In AI4CYBER, we develop the component TRUST4AI that matches three Trustworthy AI objective: the subcomponent TRUST4AI.XAI is dedicated to the interpretability of ML and AI systems, the subcomponent TRUST4AI.Fairness is about Fairness of ML and AI systems while TRUST4AI.Security enforce Security of others AI4CYBER’s components.
With TRUST4AI.XAI subcomponent, we will propose to the others AI4CYBER’s components tools based on AI and ML to inspect and interpret the models that they produce. We will propose both global interpretations, where the ML and AI model general behaviours are explained e.g. by ranking the features according their importance on model’s outputs or errors, or plotting the effect of each feature on the model outputs or errors, and local interpretations, where some tools are used to explain one prediction according the effects of the features on the prediction with feature attribution methods (e.g. with Shapley Values) or by using counterfactual example, which provides some input examples with minimal changes to alter the model’s prediction. Based on such approaches, TRUST4AI.XAI will provided a dashboard with large variety of xAI approaches that eases the use of xAI methods by end-users and a set of Python modules dedicated to interpretability for data scientist and model engineers.
TRUST4AI.Fairness will provide to the others AI4CYBER components tools dedicated to Fairness in ML and AI. Fairness is often understood through two distinct notions: disparate treatment and disparate impact. As an example, we wish that machine learning model outputs and errors could be similar for two sub-populations. In the same way, two similar individuals should receive closed model decisions. Machine Learning models tend to reproduce and amplify biases. These biases can come from the data: there are known biases such as selection bias when sampling is poor, historical biases, when a population is disadvantaged, and so on. But biases that can also be due to algorithms: some recommendation algorithms lock people in bubbles instead of offering them new possibilities or when data are unbalanced. If a data set already exhibits biases, then there is a fewer opportunity that future observations will contradict former predictions. Indeed, new data collection could be guided by past decisions of the machine learning model. Moreover, labels are often created by humans and a model will tend to reproduce those bias to increase its performance. At group-level discrimination, a minority group could be penalized because of a small sample size or features less informative for that group characteristics. The consequence is a disparate result between this group and the majority group. TRUST4AI.Fairness will provide tools both to detect and mitigate bias in AI4CYBER components based on ML and AI.

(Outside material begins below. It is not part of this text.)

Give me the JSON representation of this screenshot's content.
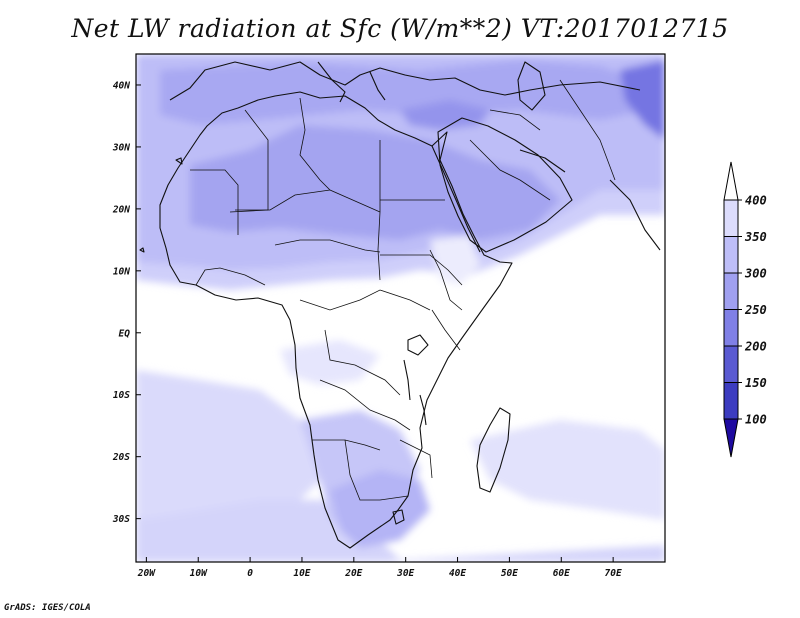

TRUST4AI.Security is responsible for researching and delivering mechanisms for countering attacks to the AI-based threat and anomaly detection models. Even if the objective of a ML model is to generalize information about some individuals on the whole population, it has been proved that it is possible to leak some (potentially private and sensitive) information about the training set. For instance, Membership inference attack aims to predict if one instance was or not in the training set. Inversion attack aims to rebuild sensitive attributes from the model outputs. Poisoning attack aims to modify the AI system’s behaviour by introducing corrupted data during the training phase. To fight against these attacks, TRUST4AI.Security will research on adversarial machine learning mitigation approaches such as the use of differential privacy, noise additions during training, outlier detection and post-hoc model inspection.